Sé como te jode la rutina. Por eso fue que entraste en el negocio de la porno. Bueno no tan calvo, en realidad eran fotos eróticas capaces de estimular al más alicaído y de convencer al pipisigallo. Claro que resultaba necesario mantener la fachada de aficionado del lente y no fallabas a ninguna exposición ni taller que convocara la Casa de Cultura.
Para tales ocasiones tenías fotos a escoger. Escuelas, desfiles, naturaleza –viva o muerta–, todo lo que artísticamente captaras con tu cámara y no lo hacías mal, a juzgar por los reiterados premios que te otorgaban.
Pero la rutina te asediaba con sus golpes bajos. No soportabas la monotonía y “la crisis económica menos, mi socio”.

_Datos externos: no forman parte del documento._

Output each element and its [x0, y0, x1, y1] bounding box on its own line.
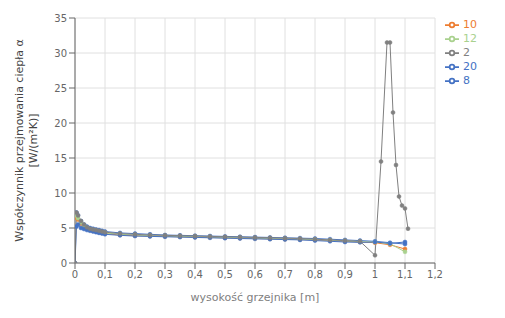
svg-text:0,7: 0,7 — [277, 269, 293, 280]
html-text:2: 2 — [463, 46, 470, 59]
svg-text:0,2: 0,2 — [127, 269, 143, 280]
html-text:12: 12 — [463, 32, 477, 45]
svg-text:35: 35 — [54, 13, 67, 24]
svg-text:0,3: 0,3 — [157, 269, 173, 280]
html-text:8: 8 — [463, 74, 470, 87]
svg-text:1,1: 1,1 — [397, 269, 413, 280]
svg-text:0,9: 0,9 — [337, 269, 353, 280]
svg-text:Współczynnik przejmowania ciep: Współczynnik przejmowania ciepła α[W/(m²… — [13, 39, 40, 242]
svg-text:0,1: 0,1 — [97, 269, 113, 280]
svg-text:1: 1 — [372, 269, 378, 280]
svg-text:20: 20 — [54, 118, 67, 129]
svg-text:wysokość grzejnika [m]: wysokość grzejnika [m] — [191, 291, 320, 304]
svg-text:15: 15 — [54, 153, 67, 164]
svg-text:5: 5 — [61, 223, 67, 234]
svg-text:0: 0 — [61, 258, 67, 269]
html-text:10: 10 — [463, 18, 477, 31]
svg-text:0,6: 0,6 — [247, 269, 263, 280]
svg-text:0: 0 — [72, 269, 78, 280]
svg-text:10: 10 — [54, 188, 67, 199]
svg-text:0,4: 0,4 — [187, 269, 203, 280]
svg-text:0,5: 0,5 — [217, 269, 233, 280]
svg-text:25: 25 — [54, 83, 67, 94]
svg-text:30: 30 — [54, 48, 67, 59]
svg-text:0,8: 0,8 — [307, 269, 323, 280]
html-text:20: 20 — [463, 60, 477, 73]
svg-text:1,2: 1,2 — [427, 269, 443, 280]
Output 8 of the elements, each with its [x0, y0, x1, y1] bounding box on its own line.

–A golpe de ron lo voy a lograr.
Y lo lograste, mucho antes de consumir apenas la mitad de la botella.
Fue entonces que decidiste llamar por teléfono a la tetoncita. Le descargaste la trova de siempre y luego lanzaste, inquietante, aquellas insinuaciones tuyas que para quien no te conociera eran las más ingenuas del mundo, y que nunca te fallaban.
Ella te confesó sus gustos y te despidió con un beso que provocó una discreta erección a la que apenas le hiciste caso. “Nada de alboroto ahora. Para todo hay tiempo”, murmuraste mientras dabas los últimos toques al ambiente.
Y llegó la noche. Toda la habitación exhalaba aquel penetrante perfume que te disparaba los instintos. La tenue luz de las lámparas –una encima del escaparate y otra en la mesita al lado de la cama– acentuaba la embriaguez y apenas permitían ver que las imágenes del altar estaban volteadas a la pared por aquello de: “Con eso sí yo no me meto. Hay que respetar”.
Y allí estaba Licy, la tetoncita (en verdad se llamaba Alicia; pero a ti te parecía más sensual –más puto, sé sincero– llamarla Licy, y como a ella le encantó, asunto concluido).
–Al fin los dos solos. Desde que te vi con aquel hilo dental entre olas y arenas, supe que ibas a ser mía. Te soñé, ¿sabes? Estabas como ahora, provocándome así, insinuando sabe el Diablo cuantas cosas, mientras te acariciabas los alebrestados pezones, al tiempo que humedecías tus labios frotando la lengua de un lado a otro. Hasta me imagino que te masturbas mientras me acaricias y me dices lo que a todo hombre le gusta que le digan en tales circunstancias.
Pero en ese mismo instante, cual un fantasma, se apareció Marieta y comenzó a desvestirse con ayuda de Licy. Y te excitó extraordinariamente –al fin salías de la rutina– ver cómo ambas intercambiaban caricias y luego se confundían en un solo cuerpo. Entonces te distancias un poco para vacilar desde otra perspectiva todo aquello, y te sientas al borde de la cama mientras ellas parecen renunciar a ti, te ignoran; sin embargo, te asombras de que eso no te moleste.
“Al contrario, me gusta así”, piensas. De ese modo puedes ver mejor los movimientos, las caricias, la locura de cada rostro. Aumenta tu agitación y de pronto ya no aguantas más contemplar el goce de aquellas mujeres y el palpitar de sus carnes y aunque intentas detener la eyaculación, no puedes a esta altura, y parece como si con el semen se te fuera la vida, y con un resuello que asemeja el último estertor te tiras hacia atrás y permaneces por unos segundos como muerto.
Luego te levantas con incalculable lentitud, recoges las fotos de Licy que habías dispuesto –como en una de tus exposiciones– sobre la cama. “Total parece que no me hacían falta”, y sales a la terraza a refrescarte. La noche es larga. Quizás, dentro de un rato, reinicies tus rituales.